If we were to run such an agent, using the input given to the “human in a box,” it might reason as follows:

What are the consequences of me outputting a particular O in response to this input? Well, let me simulate the universe for a while to see if I can find this input embedded anywhere. I can!

Well, now I know that the input is being used as part of a test by some humans to try and isolate a human decision process. I don’t know all of the details exactly, because this same input pattern is embedded in the universe many times, but I have a pretty good idea.

If I want to take over the universe, it stands to reason that I should pretend to be a human for a while; if I pass that test then the search algorithm that the human is using will conclude that I implement the human’s decision process, and thereby grant me some control over their world…

This reasoning may occur explicitly as our AI searches for a program to replicate the human’s output, or it may occur implicitly in the AI’s imagination as it logically reasons about the existence of such an algorithm.

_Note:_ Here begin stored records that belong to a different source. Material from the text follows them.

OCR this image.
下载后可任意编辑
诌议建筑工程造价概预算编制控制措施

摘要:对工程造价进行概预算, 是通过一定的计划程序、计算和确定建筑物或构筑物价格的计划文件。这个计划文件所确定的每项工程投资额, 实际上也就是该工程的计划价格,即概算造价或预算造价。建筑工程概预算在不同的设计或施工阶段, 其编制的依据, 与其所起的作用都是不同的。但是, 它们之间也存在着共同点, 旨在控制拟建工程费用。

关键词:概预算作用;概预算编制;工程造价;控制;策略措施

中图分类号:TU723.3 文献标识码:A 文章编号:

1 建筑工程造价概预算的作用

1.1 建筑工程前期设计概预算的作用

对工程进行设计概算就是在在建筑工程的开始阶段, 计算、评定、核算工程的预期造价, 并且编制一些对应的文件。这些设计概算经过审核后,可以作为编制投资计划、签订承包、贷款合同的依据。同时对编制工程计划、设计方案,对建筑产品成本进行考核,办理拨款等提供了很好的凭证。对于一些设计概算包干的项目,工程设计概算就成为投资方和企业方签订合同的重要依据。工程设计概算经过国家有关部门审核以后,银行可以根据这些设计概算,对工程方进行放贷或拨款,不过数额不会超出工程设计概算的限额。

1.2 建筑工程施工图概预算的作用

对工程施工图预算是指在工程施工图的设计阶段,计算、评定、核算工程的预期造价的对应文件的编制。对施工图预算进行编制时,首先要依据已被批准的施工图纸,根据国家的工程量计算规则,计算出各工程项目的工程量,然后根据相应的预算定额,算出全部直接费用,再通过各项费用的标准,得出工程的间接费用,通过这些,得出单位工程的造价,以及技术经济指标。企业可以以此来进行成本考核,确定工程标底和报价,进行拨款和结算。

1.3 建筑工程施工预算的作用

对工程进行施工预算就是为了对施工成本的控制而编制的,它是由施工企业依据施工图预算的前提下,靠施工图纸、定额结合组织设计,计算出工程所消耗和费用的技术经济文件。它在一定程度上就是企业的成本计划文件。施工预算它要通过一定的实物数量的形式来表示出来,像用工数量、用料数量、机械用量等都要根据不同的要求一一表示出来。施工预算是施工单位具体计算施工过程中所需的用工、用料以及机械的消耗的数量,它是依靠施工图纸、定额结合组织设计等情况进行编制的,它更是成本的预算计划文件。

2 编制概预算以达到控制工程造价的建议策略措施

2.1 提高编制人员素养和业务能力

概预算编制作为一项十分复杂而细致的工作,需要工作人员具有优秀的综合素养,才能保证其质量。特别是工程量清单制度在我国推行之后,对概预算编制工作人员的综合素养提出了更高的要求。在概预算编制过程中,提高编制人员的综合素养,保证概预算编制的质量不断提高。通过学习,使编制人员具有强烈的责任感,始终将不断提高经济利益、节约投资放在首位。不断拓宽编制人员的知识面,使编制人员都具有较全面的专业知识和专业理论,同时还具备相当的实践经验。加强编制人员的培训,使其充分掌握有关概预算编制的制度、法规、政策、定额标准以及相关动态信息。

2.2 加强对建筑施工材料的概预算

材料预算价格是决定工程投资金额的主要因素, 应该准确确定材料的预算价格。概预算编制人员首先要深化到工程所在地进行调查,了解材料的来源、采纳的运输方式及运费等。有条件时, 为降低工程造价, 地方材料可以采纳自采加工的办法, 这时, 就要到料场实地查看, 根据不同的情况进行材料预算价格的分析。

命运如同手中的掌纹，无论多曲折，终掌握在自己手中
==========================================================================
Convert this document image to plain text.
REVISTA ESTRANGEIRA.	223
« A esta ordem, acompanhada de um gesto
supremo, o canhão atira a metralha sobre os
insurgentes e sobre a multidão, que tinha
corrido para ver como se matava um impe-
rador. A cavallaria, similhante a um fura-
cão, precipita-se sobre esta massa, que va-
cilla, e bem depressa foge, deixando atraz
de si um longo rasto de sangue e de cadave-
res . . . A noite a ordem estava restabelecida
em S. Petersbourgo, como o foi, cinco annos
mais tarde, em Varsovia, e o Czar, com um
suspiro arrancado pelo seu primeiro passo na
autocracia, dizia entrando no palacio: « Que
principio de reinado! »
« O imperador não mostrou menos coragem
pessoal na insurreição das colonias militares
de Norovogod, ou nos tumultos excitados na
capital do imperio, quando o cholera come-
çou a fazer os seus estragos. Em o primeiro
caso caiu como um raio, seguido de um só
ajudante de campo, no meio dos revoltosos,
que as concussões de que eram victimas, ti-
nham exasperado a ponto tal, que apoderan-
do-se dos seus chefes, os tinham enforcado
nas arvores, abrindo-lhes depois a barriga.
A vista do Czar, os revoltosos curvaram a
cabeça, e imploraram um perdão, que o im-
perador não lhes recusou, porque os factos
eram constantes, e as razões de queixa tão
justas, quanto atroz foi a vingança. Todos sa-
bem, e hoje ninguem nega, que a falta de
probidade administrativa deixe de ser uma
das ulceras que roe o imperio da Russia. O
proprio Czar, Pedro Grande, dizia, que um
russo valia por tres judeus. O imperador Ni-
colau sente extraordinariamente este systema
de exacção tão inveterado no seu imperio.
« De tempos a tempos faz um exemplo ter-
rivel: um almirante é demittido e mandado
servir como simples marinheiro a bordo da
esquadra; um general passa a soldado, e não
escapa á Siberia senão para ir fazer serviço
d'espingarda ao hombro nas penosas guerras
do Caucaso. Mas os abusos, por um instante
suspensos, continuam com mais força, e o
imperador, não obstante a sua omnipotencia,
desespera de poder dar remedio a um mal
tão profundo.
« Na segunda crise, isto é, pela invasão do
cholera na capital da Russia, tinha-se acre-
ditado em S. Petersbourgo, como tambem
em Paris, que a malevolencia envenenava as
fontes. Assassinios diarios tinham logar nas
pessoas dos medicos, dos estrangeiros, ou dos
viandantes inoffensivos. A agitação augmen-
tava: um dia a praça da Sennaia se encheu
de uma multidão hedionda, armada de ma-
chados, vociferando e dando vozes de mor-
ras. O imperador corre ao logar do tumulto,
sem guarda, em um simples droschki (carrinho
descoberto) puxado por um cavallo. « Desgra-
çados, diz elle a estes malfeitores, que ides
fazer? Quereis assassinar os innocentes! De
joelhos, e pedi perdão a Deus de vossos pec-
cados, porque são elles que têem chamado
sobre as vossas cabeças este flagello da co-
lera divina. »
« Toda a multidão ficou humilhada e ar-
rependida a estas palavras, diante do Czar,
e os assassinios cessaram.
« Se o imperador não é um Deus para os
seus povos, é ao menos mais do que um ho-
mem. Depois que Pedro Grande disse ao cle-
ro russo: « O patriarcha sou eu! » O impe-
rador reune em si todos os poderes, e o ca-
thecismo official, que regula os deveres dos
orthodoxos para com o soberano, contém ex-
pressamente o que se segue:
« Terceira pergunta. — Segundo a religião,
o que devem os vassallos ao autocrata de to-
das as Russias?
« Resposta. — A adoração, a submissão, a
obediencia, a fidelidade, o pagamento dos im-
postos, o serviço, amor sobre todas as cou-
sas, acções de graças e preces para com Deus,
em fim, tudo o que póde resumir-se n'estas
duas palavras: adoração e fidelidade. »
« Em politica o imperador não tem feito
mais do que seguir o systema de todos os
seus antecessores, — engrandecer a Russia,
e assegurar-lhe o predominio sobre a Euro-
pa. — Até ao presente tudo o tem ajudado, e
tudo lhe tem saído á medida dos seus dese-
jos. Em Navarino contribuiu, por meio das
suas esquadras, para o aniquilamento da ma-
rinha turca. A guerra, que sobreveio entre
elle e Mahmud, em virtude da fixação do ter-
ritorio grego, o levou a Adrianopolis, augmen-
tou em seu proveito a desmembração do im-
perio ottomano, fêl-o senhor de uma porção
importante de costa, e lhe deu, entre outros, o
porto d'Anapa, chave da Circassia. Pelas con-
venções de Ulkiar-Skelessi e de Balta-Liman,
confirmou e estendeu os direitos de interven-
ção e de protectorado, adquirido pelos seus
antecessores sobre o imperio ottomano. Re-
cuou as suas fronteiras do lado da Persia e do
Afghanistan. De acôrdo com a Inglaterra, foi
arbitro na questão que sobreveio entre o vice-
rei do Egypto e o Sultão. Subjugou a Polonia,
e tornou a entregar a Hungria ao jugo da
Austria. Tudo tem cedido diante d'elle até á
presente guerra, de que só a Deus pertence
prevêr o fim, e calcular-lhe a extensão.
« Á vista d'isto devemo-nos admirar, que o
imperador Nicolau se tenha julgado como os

In any case, if the Kolmogorov complexity of a TDT agent is shorter than the Kolmogorov complexity of specifying the embedding of the human in the universe in any other way, then such a TDT agent may be the simplest explanation for the human’s behavior. This is plausible primarily because the particular experiment we are running–for which the output may determine the entire future of our galaxy–is distinguished by the beacon of having great causal significance. The easiest way to specify “great causal significance” may be to write down an agent who is naturally driven to care about that event (or to write down a program which successfully searches for such an agent).

As with the simulation problem, we may be able to escape from this difficulty by specifying a complexity measure or class of models which favors concrete simulations of humans rather than universe-level descriptions.

## 7 thoughts on “Hazards for Formal Specifications”

1. Pingback: Formal Instructions « Ordinary Ideas

2. jsteinhardt says:

“One possibility is interference from an alternative Everett branch in which a singularity went badly.”

How would interference occur on macroscopic scales? That seems like it would be extraordinarily difficult.

“Indeed, to the extent that we as humans believe that our own recollections are enough to provide substantial evidence about the world, and to the extent that we believe that the Solomonoff prior is a reasonable model for our own predictive frameworks, we must believe that our own brains (complete with our recollections) are most concisely described by modeling the universe that produced those recollections.”

I’m confused by this. Could you indicate concretely how you would specify a brain more concisely by first describing the universe?

I also don’t really follow the TDT part at all. Why is the TDT agent being run on the input given to the human in the box? Is it supposed to be the AI that locates a human decision theory? In that case, why would it have such an arbitrary goal, and why would it choose to take over the universe?